Using the initial conditions and parameters cited in Table 1, we display the spread of infection over a period of 250 days in the absence and presence of vaccination. The main goal of this section is to show the importance and the effectiveness of our optimal spatiotemporal vaccination strategy in controlling the infection spread.

In Figs. 1, 2 and 3 we give the numerical results in absence of vaccination. For time \(t=1\) to \(t=250\) we can see a uniform wave front propagating of the disease from the lower left corner to the up right corner (when the disease starts from the corner), and from the middle to all sides (when the disease starts from the middle), with the infected individuals rapidly increasing.

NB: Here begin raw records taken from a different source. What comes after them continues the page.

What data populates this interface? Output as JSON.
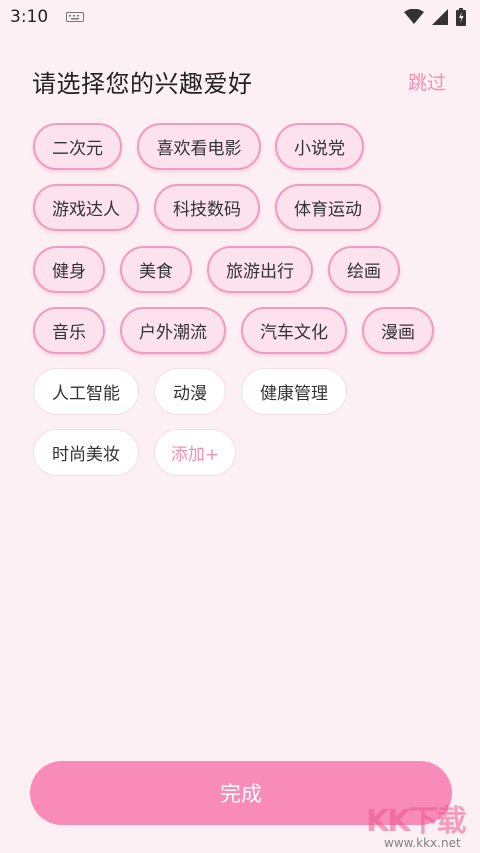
{
  "status_bar": {
    "time": "3:10"
  },
  "header": {
    "title": "请选择您的兴趣爱好",
    "skip_label": "跳过"
  },
  "tags": [
    {
      "label": "二次元",
      "selected": true
    },
    {
      "label": "喜欢看电影",
      "selected": true
    },
    {
      "label": "小说党",
      "selected": true
    },
    {
      "label": "游戏达人",
      "selected": true
    },
    {
      "label": "科技数码",
      "selected": true
    },
    {
      "label": "体育运动",
      "selected": true
    },
    {
      "label": "健身",
      "selected": true
    },
    {
      "label": "美食",
      "selected": true
    },
    {
      "label": "旅游出行",
      "selected": true
    },
    {
      "label": "绘画",
      "selected": true
    },
    {
      "label": "音乐",
      "selected": true
    },
    {
      "label": "户外潮流",
      "selected": true
    },
    {
      "label": "汽车文化",
      "selected": true
    },
    {
      "label": "漫画",
      "selected": true
    },
    {
      "label": "人工智能",
      "selected": false
    },
    {
      "label": "动漫",
      "selected": false
    },
    {
      "label": "健康管理",
      "selected": false
    },
    {
      "label": "时尚美妆",
      "selected": false
    }
  ],
  "add_tag_label": "添加+",
  "footer": {
    "done_label": "完成"
  },
  "watermark": {
    "logo_text": "KK下载",
    "url": "www.kkx.net"
  },
  "colors": {
    "accent": "#f98bb8",
    "accent_text": "#f38fb5",
    "selected_bg": "#fbe2ec",
    "selected_border": "#f09cc0",
    "page_bg": "#fdf0f4"
  }
}
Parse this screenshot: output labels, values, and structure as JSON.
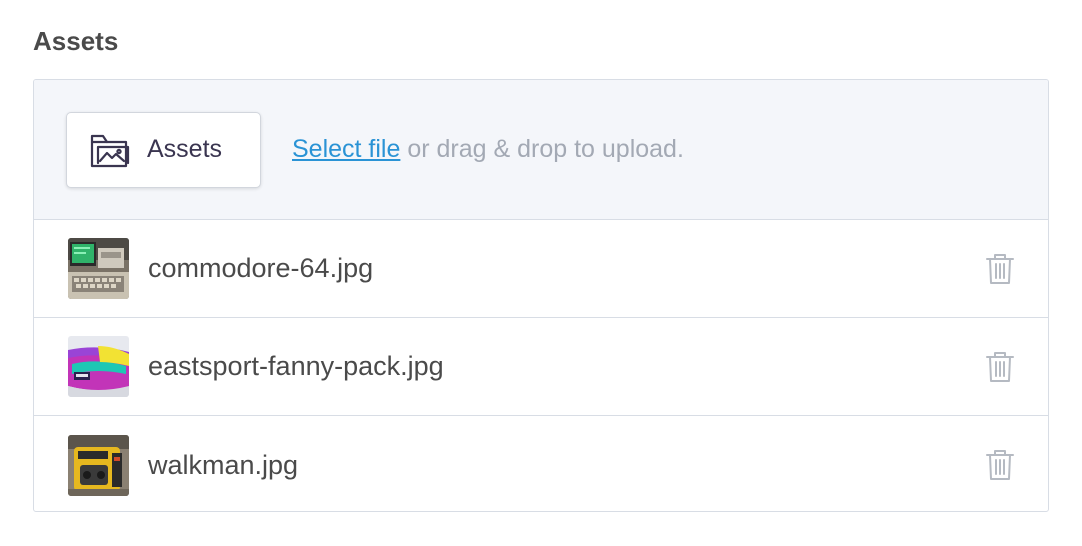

Figures 1 and 2 show that the epidemic takes over 250 days to cover all \(\varOmega \) when the disease started from \(\varOmega _{1}\), while this sweep has reached all regions of \(\varOmega \) in less than 150 days when the disease start from \(\varOmega _{2}\), this is logical, because the epidemic arrives early in the second case, which specifies the degree of danger of these epidemics when the infection begins in the middle of a condensed population. In Fig. 2, we can observe that in the absence of a control and in the presence of an epidemic that spreads in our domain , the number of infected individuals rise from \(I_{0}(x;y)=0\) for \((x;y)\notin \varOmega _{i}\), \(i=1;2\), as initial conditions to more than 38 in the others areas of \(\varOmega \) (for both cases (a) and (b)), while the number of the removed people does not exceed 9 individuals per cell.

Figures 4, 5 and 6 concern the case when a spatiotemporal vaccination strategy is applied. We assume that the vaccination program is starting at day \(t=1\), the time at which infection is first detected within \(\varOmega \). The optimal distribution of vaccine is identical in both cases (a) and (b) and successfully contains the infection to the lower left corner (and in the middle) of the domain.

Once the spatiotemporal vaccination control is introduced, we can clearly deduce its effect to slow the spread of the infection. Specifically, in Fig. 5, after 250 days the density of the infected class is decreasing from 44 infected when there was no control, to less than 25 infected in the source of infection when there is the optimal control. One of the major benefits of that control, is to increase the number of the removed people, and this can be observed in Fig. 6, where the maximum number of the removed people becomes approximately equal to 41 individuals against less than 9 individuals when there is no control, and that can obviously prove the effectiveness of the vaccination strategy.

Finally, as a comparison of the behavior of susceptible population, Figs. 1 and 4 show the disappearance of this group in absence and presence of control. But the difference of those two cases, is the epidemiological movement of the susceptible individuals, in the first case, susceptible individuals are transferred to the infected class, as it is shown in Figs. 2 and 3, but in the second case, susceptible individuals are transferred to the removed one, due to the optimal vaccination strategy, that can be seen in Fig. 6.

8 Conclusion

The work in this paper contributes to a growing literature on modelling the spatial spread of an infectious disease. We present a novel application of optimal control theory to spatiotemporal epidemic models described by a system of partial differential equations. The control variable is the spatial and temporal distribution of vaccine. We prove the existence of the solutions to our parabolic state system as well as prove the existence of an optimal control. For a given objective functional, an optimal control is characterized in terms of the corresponding state and adjoint variables. Lastly, the second condition of optimality is shown. As an illustrative application, we solve the optimality system numerically with several parameters in several scenarios. All numerical results obtained showed that for the period of time in which optimal control has been applied, the spread of the infection was successfully contained.